Figure 4: Pen drive properties

Take note of the location of the pen drive. Mine happened to be at

/media/user/PENDRIVE 

It's safe to assume that casper-rw still resides on the pen drive. So, let's mount casper-rw. Issue the following command

 sudo mount -o loop /media/user/PENDRIVE/casper-rw /media/recoveredData

making sure you replace the path to casper-rw you discovered in the previous step. 

After you do this, if you don't see a window displaying the files located in casper-rw, look for the following icon on the launcher and click on it.

Figure 5: Launcher icon when casper-rw is mounted

This should open up a window with all the files on casper-rw - indeed on your Live USB version of Linux that refused to boot.
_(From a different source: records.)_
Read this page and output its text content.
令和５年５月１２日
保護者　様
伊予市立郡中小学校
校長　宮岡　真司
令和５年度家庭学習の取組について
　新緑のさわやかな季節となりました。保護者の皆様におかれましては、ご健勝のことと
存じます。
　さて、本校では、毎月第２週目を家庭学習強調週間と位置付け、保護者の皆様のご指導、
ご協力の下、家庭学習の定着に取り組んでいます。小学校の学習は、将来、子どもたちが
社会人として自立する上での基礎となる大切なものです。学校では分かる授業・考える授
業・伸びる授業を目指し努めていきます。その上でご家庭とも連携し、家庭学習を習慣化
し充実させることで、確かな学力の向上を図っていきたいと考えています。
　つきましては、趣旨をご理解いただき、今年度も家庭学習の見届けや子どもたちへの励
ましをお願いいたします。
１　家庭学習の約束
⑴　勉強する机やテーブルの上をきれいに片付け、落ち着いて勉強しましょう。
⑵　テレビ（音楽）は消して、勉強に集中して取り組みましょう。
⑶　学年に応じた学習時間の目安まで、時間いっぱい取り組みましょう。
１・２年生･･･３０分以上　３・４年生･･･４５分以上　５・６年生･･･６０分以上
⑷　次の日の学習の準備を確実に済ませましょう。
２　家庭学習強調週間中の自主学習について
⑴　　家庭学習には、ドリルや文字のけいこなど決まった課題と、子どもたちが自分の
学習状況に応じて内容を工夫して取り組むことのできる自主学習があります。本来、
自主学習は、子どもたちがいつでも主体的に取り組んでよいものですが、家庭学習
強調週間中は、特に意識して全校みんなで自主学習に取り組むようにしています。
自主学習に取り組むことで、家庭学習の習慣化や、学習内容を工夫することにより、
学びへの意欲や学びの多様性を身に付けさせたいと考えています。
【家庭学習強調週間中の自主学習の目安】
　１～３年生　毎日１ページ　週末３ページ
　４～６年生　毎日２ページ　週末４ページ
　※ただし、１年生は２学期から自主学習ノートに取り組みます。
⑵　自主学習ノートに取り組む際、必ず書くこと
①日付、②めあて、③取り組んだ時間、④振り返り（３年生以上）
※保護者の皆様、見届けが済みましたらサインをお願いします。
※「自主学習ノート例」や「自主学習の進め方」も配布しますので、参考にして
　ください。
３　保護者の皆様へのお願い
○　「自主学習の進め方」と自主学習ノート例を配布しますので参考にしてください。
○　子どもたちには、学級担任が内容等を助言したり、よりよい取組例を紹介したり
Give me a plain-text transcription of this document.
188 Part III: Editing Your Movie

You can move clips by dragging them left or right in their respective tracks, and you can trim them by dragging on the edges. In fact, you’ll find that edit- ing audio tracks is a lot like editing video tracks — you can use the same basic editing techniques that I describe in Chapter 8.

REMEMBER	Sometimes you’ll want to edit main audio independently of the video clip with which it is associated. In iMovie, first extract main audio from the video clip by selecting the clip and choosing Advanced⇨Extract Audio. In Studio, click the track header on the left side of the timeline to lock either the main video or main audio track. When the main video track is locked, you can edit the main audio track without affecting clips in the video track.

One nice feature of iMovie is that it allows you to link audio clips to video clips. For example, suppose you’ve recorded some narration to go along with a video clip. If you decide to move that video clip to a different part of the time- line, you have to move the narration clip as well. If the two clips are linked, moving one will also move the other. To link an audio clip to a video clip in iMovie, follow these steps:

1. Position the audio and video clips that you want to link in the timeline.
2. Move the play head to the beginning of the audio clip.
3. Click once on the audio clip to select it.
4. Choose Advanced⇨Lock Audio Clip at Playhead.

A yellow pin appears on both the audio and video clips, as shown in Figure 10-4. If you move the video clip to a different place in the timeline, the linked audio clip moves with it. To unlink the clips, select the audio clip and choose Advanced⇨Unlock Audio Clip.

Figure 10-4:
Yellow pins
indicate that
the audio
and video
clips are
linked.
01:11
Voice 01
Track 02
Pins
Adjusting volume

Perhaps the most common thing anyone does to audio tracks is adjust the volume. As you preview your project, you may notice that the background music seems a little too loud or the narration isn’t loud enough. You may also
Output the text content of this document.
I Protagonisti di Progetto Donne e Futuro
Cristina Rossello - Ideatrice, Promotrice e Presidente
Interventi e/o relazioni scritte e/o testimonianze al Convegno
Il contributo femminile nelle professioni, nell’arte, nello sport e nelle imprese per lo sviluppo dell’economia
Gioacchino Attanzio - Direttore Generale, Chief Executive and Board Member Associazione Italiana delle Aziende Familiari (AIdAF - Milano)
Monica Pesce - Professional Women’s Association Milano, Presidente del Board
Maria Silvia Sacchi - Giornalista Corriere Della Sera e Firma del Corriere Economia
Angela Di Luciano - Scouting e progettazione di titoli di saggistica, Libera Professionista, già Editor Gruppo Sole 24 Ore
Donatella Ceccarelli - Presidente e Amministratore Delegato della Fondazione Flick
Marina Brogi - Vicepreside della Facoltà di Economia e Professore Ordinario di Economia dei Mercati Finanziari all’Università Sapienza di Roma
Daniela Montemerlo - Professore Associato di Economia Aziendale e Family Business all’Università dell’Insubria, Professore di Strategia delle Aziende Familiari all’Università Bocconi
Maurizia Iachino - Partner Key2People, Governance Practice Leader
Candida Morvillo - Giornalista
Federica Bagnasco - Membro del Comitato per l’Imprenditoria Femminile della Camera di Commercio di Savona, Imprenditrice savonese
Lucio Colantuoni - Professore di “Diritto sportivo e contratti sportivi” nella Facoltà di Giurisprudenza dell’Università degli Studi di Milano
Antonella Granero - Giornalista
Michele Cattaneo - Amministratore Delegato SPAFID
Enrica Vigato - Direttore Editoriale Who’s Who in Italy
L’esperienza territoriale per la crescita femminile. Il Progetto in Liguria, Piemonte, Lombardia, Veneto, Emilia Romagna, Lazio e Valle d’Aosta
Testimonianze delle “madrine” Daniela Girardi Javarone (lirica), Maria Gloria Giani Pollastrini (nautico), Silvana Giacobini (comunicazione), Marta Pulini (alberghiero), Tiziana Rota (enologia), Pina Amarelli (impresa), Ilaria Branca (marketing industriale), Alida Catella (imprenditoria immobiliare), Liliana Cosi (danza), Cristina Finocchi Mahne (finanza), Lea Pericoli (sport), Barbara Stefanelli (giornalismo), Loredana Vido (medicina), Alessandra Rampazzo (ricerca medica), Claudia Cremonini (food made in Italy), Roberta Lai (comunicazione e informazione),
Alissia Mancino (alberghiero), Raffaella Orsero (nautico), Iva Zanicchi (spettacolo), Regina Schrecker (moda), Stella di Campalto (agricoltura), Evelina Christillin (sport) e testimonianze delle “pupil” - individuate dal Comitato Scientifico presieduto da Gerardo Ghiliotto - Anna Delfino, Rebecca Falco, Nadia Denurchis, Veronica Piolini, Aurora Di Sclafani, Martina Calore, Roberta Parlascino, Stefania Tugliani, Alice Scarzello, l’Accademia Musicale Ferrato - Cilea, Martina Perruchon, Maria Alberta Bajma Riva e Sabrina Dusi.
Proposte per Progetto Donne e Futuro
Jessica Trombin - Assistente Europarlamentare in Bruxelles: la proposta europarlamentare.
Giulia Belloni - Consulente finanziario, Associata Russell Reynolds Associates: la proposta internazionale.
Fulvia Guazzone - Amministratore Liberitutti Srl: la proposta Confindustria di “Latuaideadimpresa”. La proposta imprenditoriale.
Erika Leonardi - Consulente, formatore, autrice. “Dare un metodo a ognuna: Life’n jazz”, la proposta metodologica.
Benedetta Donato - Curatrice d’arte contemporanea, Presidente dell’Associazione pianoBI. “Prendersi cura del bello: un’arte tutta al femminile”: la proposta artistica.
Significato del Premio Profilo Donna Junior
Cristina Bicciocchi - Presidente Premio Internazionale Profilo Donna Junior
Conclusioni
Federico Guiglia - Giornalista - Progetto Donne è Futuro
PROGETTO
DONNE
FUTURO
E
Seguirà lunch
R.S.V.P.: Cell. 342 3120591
After you're done safely transferring the files, make sure you unmount casper-rw

sudo umount /media/recoveredData

bearing in mind that the command is umount and not unmount.

 

A Haunted Movie

Here's a video detailing the steps mentioned in the blog on recovering data from casper-rw. If a picture is worth a thousand words, then a video is worth at least a million!

 

 

Dropboxing It

After this fiasco, I decided to always back up my important files to Dropbox - rather than on the machine. I do this now on the VM. This way my data is synced and backed up safely should I run into issues that prevent access to it. Plus, it's available anywhere I have an internet connection. Neat.